[voiserPlayer]
Michael Bloomberg, dünyanın en zengin 9. kişisi ve başarılı bir iş insanı. Seçilmesi durumunda ABD’nin ilk Yahudi başkanı olacak olan Bloomberg, ülke çapında yapılan anketlerde genellikle 3. sırada gözükmekte ve Demokrat Parti ön seçiminin favori adayları arasında yer almakta.
Michael (kendi deyimiyle Mike) Bloomberg başkan adaylığını 24 Kasım 2019 tarihinde Virginia eyaletinde düzenlediği bir mitingde duyurdu. Daha öncesinde Joe Biden adaylıktan çekilmedikçe aday olmayacağını açıklayan Bloomberg, Elizabeth Warren/Bernie Sanders gibi sol adayların oy oranını arttırması ve merkez aday Biden’ın giderek güç kaybetmesi üzerine başkan adayı olmaya karar verdiğini belirtti. Bloomberg, konuşmasında Sanders/Warren gibi sol adayların Trump’ı yenemeyeceğini ve yaklaşık 62 milyar dolar olan servetini Trump’ı yenmek için harcayacağını vurguladı. Küskün Cumhuriyetçi seçmeni tedirgin etmeyecek, uygulanabilir vaatleri kampanyasının merkezine koyacağını açıklayan Bloomberg’in öncelikli amacı Trump’ı yenmek.
Kim?
78 yaşındaki Mike Bloomberg, Massachusetts eyaletinde doğdu ve orta sınıf bir ailede büyüdü. Sırasıyla John Hopkins Üniversitesi ve Harvard Üniversitesinden mezun olduktan sonra ABD’nin önde gelen yatırım bankalarından biri olan Salomon Brothersda bankacı olarak çalışmaya başladı. Oldukça başarılı bir bankacı olan Bloomberg, henüz 31 yaşındayken çalıştığı bankada üst düzey yönetici olarak görevlendirildi, fakat 1981 yılında banka başka bir şirkete satılınca kovuldu.

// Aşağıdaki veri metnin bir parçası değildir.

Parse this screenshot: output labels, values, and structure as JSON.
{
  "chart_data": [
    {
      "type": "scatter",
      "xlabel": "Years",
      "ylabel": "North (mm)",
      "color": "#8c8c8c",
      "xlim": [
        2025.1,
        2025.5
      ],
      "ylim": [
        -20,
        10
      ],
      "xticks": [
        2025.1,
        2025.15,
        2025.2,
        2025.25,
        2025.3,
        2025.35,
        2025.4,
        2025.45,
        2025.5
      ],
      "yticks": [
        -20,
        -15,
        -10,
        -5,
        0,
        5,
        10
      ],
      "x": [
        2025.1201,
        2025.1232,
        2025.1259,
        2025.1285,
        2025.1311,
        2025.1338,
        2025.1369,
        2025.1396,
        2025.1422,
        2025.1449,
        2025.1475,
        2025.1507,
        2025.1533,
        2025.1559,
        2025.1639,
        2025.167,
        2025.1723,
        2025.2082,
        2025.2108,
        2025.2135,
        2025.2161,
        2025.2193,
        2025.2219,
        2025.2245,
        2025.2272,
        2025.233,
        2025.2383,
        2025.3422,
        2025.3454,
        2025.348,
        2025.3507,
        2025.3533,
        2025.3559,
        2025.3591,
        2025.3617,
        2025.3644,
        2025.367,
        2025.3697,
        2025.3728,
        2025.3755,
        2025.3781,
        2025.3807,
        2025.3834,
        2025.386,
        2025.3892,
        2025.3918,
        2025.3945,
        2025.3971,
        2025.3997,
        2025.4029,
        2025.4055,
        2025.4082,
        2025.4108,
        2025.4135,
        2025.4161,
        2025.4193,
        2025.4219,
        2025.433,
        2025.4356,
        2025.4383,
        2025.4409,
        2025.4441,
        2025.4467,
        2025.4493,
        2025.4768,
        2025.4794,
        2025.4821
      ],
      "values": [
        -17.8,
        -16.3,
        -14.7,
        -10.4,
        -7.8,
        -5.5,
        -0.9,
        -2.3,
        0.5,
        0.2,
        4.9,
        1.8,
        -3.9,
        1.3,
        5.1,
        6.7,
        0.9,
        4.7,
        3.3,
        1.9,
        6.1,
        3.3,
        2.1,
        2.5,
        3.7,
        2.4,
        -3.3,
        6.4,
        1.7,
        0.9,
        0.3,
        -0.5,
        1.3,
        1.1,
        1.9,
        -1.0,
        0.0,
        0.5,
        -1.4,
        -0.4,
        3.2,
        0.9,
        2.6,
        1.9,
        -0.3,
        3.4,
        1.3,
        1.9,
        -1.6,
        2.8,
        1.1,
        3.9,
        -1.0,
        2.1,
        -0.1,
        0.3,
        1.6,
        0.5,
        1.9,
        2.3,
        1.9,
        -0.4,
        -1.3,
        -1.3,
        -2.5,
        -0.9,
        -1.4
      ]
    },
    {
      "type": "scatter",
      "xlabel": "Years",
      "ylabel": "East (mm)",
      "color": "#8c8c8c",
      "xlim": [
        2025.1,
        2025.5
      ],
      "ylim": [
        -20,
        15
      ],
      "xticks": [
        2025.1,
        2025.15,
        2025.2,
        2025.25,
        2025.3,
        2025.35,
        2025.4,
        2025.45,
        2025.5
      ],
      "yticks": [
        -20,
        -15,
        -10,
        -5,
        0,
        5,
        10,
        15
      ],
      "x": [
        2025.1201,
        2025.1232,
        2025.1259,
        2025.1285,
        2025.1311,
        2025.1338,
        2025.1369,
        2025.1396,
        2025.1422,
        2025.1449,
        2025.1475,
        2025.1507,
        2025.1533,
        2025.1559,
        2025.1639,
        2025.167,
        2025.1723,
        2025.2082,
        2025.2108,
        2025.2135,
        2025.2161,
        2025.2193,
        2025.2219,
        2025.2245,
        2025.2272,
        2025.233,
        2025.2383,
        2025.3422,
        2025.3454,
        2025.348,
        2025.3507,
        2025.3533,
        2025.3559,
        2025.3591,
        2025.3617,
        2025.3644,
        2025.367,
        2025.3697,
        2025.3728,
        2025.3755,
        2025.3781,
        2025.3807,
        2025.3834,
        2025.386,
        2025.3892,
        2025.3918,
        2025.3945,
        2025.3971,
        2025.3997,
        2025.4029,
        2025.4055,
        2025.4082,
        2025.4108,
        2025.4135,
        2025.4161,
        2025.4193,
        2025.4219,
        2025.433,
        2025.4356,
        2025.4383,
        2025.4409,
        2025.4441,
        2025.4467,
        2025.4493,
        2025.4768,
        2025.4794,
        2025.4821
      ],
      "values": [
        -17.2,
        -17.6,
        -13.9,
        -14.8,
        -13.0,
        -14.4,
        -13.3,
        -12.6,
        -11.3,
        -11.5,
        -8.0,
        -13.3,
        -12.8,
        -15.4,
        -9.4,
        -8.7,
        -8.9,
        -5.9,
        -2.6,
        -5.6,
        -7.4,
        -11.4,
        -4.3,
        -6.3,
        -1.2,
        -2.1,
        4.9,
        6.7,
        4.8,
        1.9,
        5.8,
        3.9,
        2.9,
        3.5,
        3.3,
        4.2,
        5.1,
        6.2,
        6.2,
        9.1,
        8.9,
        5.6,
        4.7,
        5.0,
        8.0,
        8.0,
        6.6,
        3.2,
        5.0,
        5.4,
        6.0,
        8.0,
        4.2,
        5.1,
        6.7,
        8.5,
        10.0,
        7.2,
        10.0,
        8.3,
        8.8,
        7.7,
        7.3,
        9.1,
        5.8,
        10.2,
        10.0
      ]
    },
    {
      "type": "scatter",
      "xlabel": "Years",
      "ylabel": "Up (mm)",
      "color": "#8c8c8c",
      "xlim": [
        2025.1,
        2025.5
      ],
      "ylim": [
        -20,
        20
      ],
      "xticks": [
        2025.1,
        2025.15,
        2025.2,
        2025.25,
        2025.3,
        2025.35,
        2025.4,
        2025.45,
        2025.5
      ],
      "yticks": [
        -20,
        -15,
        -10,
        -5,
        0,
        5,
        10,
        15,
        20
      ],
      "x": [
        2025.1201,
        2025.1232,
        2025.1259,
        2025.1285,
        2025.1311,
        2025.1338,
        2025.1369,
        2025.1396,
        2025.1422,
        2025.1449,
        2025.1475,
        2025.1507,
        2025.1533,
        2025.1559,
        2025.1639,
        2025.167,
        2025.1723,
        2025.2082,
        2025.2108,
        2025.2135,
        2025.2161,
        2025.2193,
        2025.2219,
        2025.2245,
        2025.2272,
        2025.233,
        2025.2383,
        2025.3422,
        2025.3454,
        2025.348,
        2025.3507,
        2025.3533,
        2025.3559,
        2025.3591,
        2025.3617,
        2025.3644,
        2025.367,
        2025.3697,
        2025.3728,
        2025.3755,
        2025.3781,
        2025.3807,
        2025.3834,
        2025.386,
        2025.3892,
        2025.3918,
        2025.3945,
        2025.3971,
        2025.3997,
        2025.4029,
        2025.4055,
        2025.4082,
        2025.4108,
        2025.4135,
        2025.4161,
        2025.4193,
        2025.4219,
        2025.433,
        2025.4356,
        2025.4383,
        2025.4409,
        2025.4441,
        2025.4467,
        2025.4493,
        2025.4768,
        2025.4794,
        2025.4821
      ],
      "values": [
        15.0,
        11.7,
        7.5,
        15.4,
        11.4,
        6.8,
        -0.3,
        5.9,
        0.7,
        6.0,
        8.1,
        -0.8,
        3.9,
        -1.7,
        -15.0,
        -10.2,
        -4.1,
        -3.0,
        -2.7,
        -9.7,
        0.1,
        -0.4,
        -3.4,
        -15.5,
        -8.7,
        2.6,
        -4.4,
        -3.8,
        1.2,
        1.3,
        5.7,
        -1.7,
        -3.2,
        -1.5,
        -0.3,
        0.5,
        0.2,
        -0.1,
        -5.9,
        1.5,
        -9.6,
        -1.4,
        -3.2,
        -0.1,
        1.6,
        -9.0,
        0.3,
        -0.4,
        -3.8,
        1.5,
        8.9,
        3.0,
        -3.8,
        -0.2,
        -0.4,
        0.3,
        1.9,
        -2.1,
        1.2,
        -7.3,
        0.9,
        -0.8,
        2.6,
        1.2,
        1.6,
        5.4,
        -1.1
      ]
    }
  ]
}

Kovulmasına rağmen asla pes etmeyen Bloomberg, üst düzey yöneticiyken biriktirmiş olduğu parayla ve arkadaşlarının desteğiyle 1982 yılında “Bloomberg L.P.” adındaki finans, teknoloji, danışmanlık ve medya şirketini kurdu. Bloomberg, yenilikçi fikirlere açık bir yönetici olarak özel sektörde birçok ilke imza atarak şirketini büyüttü ve 62 milyar dolarlık servetiyle ABD’nin en zengin altıncı, dünyanın en zengin dokuzuncu insanı oldu.
Hayatı boyunca Demokrat Parti üyesi olan Bloomberg, 2001 yılında partisinden istifa ederek katıldığı Cumhuriyetçi Partinin adayı olarak %50,3 oy oranıyla New York Belediye Başkanı seçildi. 2005 yılındaki seçimlerde Demokratların kalesi olan New York kentinde %58,4 oy oranıyla Cumhuriyetçi Partiden yeniden belediye başkanı seçilerek büyük bir zafere imza attı. 2007 yılında Cumhuriyetçi Partiden istifa etti ve artık bağımsız bir siyasetçi olduğunu açıkladı. New York kentinin iki dönemden fazla belediye başkanlığı yapma yasağını kaldırarak üçüncü kez aday olan Bloomberg, seçim kurallarını değiştirmesi nedeniyle oy kaybı yaşasa da Cumhuriyetçi Partinin de desteğiyle bağımsız aday olarak girdiği seçimleri kazandı.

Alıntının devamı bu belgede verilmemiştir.